Confinamento 2.0

Aqui vamos nós outra vez. E sempre as dúvidas: até que ponto é necessário? Até que ponto os moldes são eficazes? Até que ponto a nossa moldura mental está disponível para o que nos é solicitado?

As todas estas questões, as respostas parecem-me contraditórias. É necessário? Em vista dos números, sim. Em vista dos comportamentos e medidas, não é assim que lá vamos. A maior sensação é a de que falhámos pessoal e institucionalmente. Falhámos porque não colaborámos, não respeitámos, porque facilitámos. E continuamos a fazê-lo. A nível pessoal, e com a experiência entretanto adquirida, o que posso dizer é que vou tentar cumprir as orientações na medida do possível.
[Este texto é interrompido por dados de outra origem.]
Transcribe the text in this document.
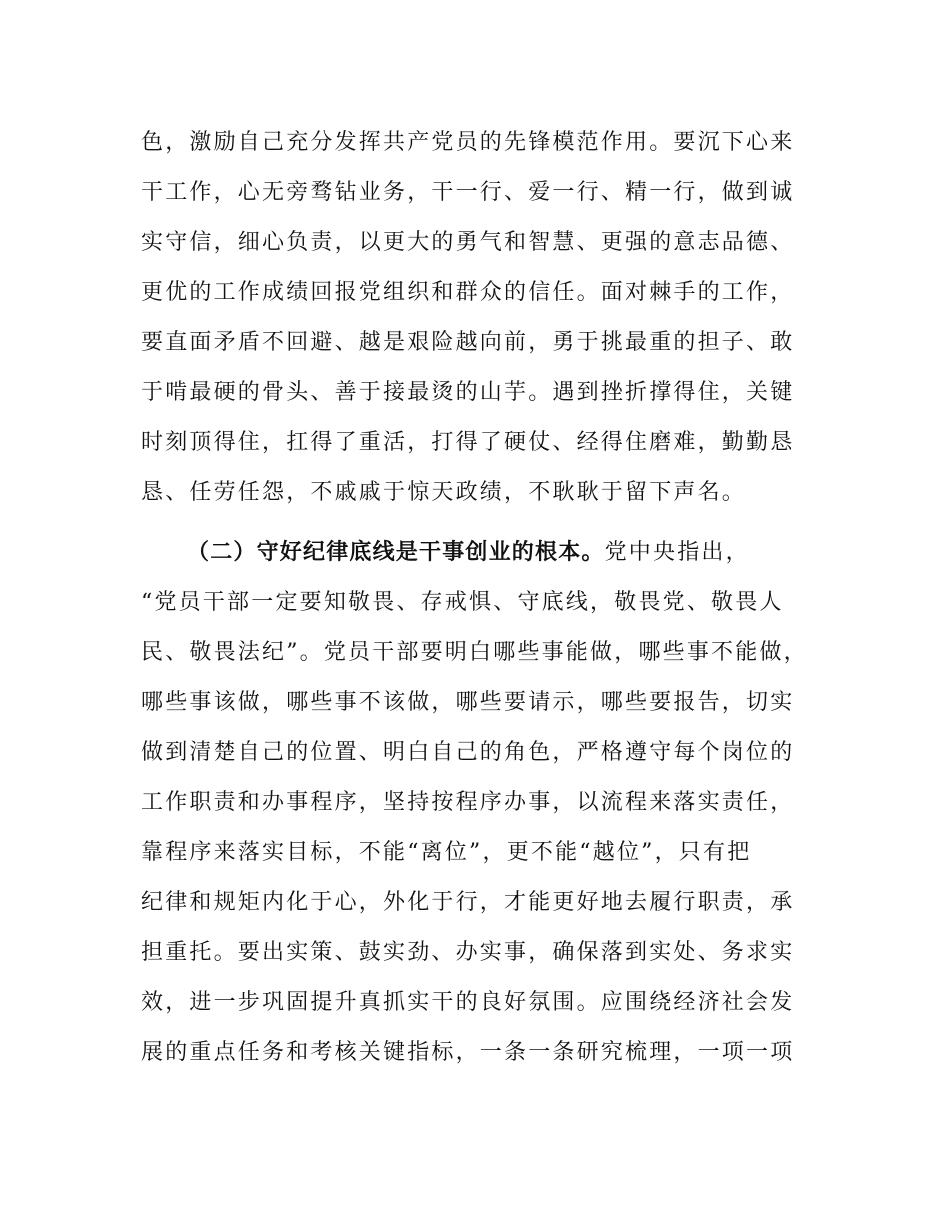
色，激励自己充分发挥共产党员的先锋模范作用。要沉下心来
干工作，心无旁骛钻业务，干一行、爱一行、精一行，做到诚
实守信，细心负责，以更大的勇气和智慧、更强的意志品德、
更优的工作成绩回报党组织和群众的信任。面对棘手的工作，
要直面矛盾不回避、越是艰险越向前，勇于挑最重的担子、敢
于啃最硬的骨头、善于接最烫的山芋。遇到挫折撑得住，关键
时刻顶得住，扛得了重活，打得了硬仗、经得住磨难，勤勤恳
恳、任劳任怨，不戚戚于惊天政绩，不耿耿于留下声名。
（二）守好纪律底线是干事创业的根本。党中央指出，
“党员干部一定要知敬畏、存戒惧、守底线，敬畏党、敬畏人
民、敬畏法纪”。党员干部要明白哪些事能做，哪些事不能做，
哪些事该做，哪些事不该做，哪些要请示，哪些要报告，切实
做到清楚自己的位置、明白自己的角色，严格遵守每个岗位的
工作职责和办事程序，坚持按程序办事，以流程来落实责任，
靠程序来落实目标，不能“离位”，更不能“越位”，只有把
纪律和规矩内化于心，外化于行，才能更好地去履行职责，承
担重托。要出实策、鼓实劲、办实事，确保落到实处、务求实
效，进一步巩固提升真抓实干的良好氛围。应围绕经济社会发
展的重点任务和考核关键指标，一条一条研究梳理，一项一项
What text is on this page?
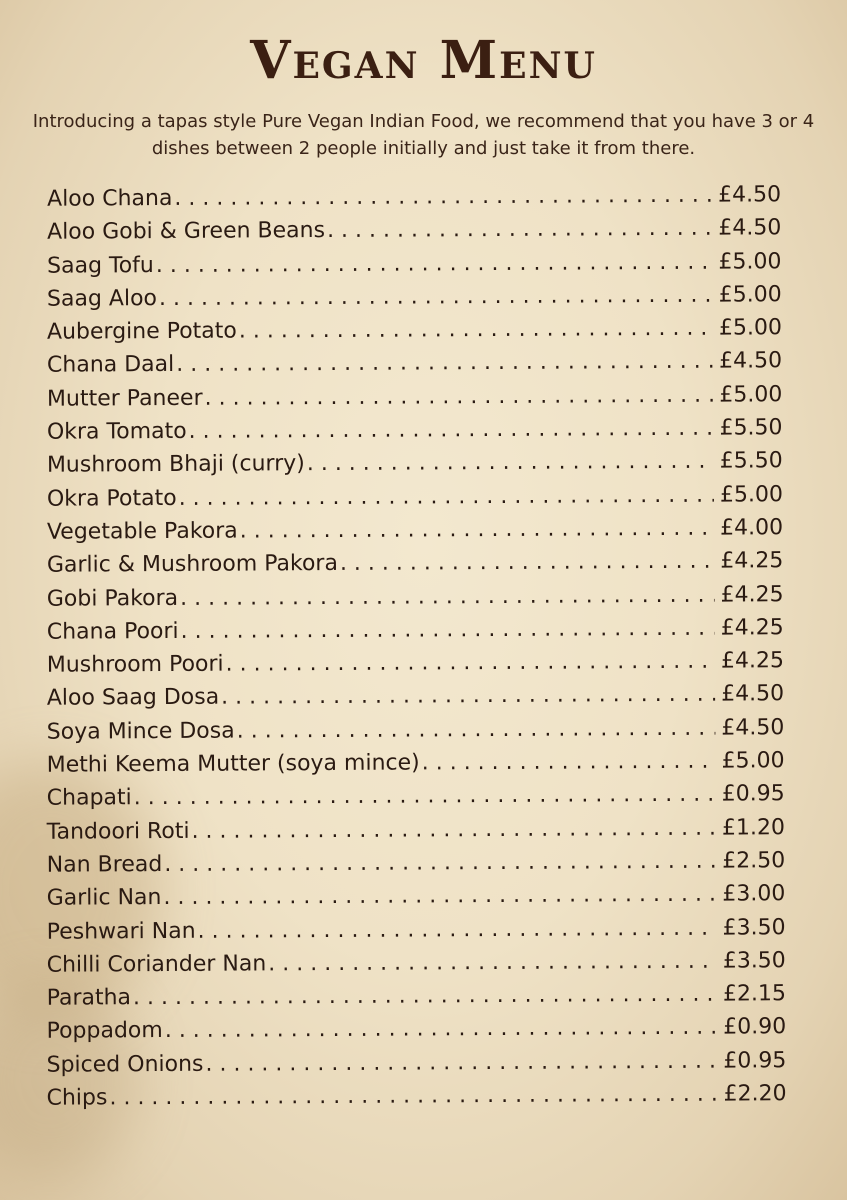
Vegan Menu

Introducing a tapas style Pure Vegan Indian Food, we recommend that you have 3 or 4 dishes between 2 people initially and just take it from there.

Aloo Chana . . .	£4.50
Aloo Gobi & Green Beans . . .	£4.50
Saag Tofu . . .	£5.00
Saag Aloo . . .	£5.00
Aubergine Potato . . .	£5.00
Chana Daal . . .	£4.50
Mutter Paneer . . .	£5.00
Okra Tomato . . .	£5.50
Mushroom Bhaji (curry) . . .	£5.50
Okra Potato . . .	£5.00
Vegetable Pakora . . .	£4.00
Garlic & Mushroom Pakora . . .	£4.25
Gobi Pakora . . .	£4.25
Chana Poori . . .	£4.25
Mushroom Poori . . .	£4.25
Aloo Saag Dosa . . .	£4.50
Soya Mince Dosa . . .	£4.50
Methi Keema Mutter (soya mince) . . .	£5.00
Chapati . . .	£0.95
Tandoori Roti . . .	£1.20
Nan Bread . . .	£2.50
Garlic Nan . . .	£3.00
Peshwari Nan . . .	£3.50
Chilli Coriander Nan . . .	£3.50
Paratha . . .	£2.15
Poppadom . . .	£0.90
Spiced Onions . . .	£0.95
Chips . . .	£2.20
E a medida do possível traduz-se no facto que não estarei completamente trancada em casa. Limitarei ao máximo saídas e interações, mas desta feita não abdicarei das famosas saídas higiénicas. São necessárias nessa vertente emocional e psicológica que no inicio não conhecíamos. Continuarei a observar que muitos não acatam de todo as orientações ou que o fazem deliberadamente de modo ineficaz. Sim, porque passado quase um ano nisto, o inconsciente já não é desculpa para muito.

Institucionalmente, falhámos na capacidade de prever ou acautelar um novo confinamento. O tempo que tivemos para preparar alternativas foi consumido em poucas concretizações. Regresso a casa com a sensação de deixei trabalho por fazer, de que poderia continuar a fazer parte do meu trabalho no local, que é necessário continuarmos a disponibilizar o nosso trabalho onde ele faz sentido – no local, que o que possa fazer em casa não vai muito além de preparação. Muita dela já efetuada no primeiro confinamento. Falharam algumas das respostas institucionais às nossas propostas de solução.

Neste novo confinamento, já não somos principiantes absolutos. Por isso, o sentimento de contradição é ainda mais notório. É verdade que não me vou desgastar do mesmo modo, afinal, não vale a pena. Mas custa-me ainda mais a contradição das regras, das excepções, de ver as situações de injustiça e os olhos marejados daqueles cuja subsistência se vê de novo ameaçada. Aqueles que amanhã poderão já não estar lá para tornar a nossa vida melhor.

Espero sinceramente que se consiga achatar a famosa curva, que consigamos dar tempo aos profissionais de saúde para não terem de tomar decisões de vida ou morte, de que saibamos atravessar este período com a serenidade perdida, que este não nos roube ninguém dos nossos círculos, ou que nos permita fazê-lo com dignidade.

A morte, a perda e o fim fazem parte da vida. Mas quando se encontram todos num mesmo ponto e local do tempo é algo avassalador. Espero que encontrem a força e a resistência para nos apoiar e continuar rumo ao fim do túnel.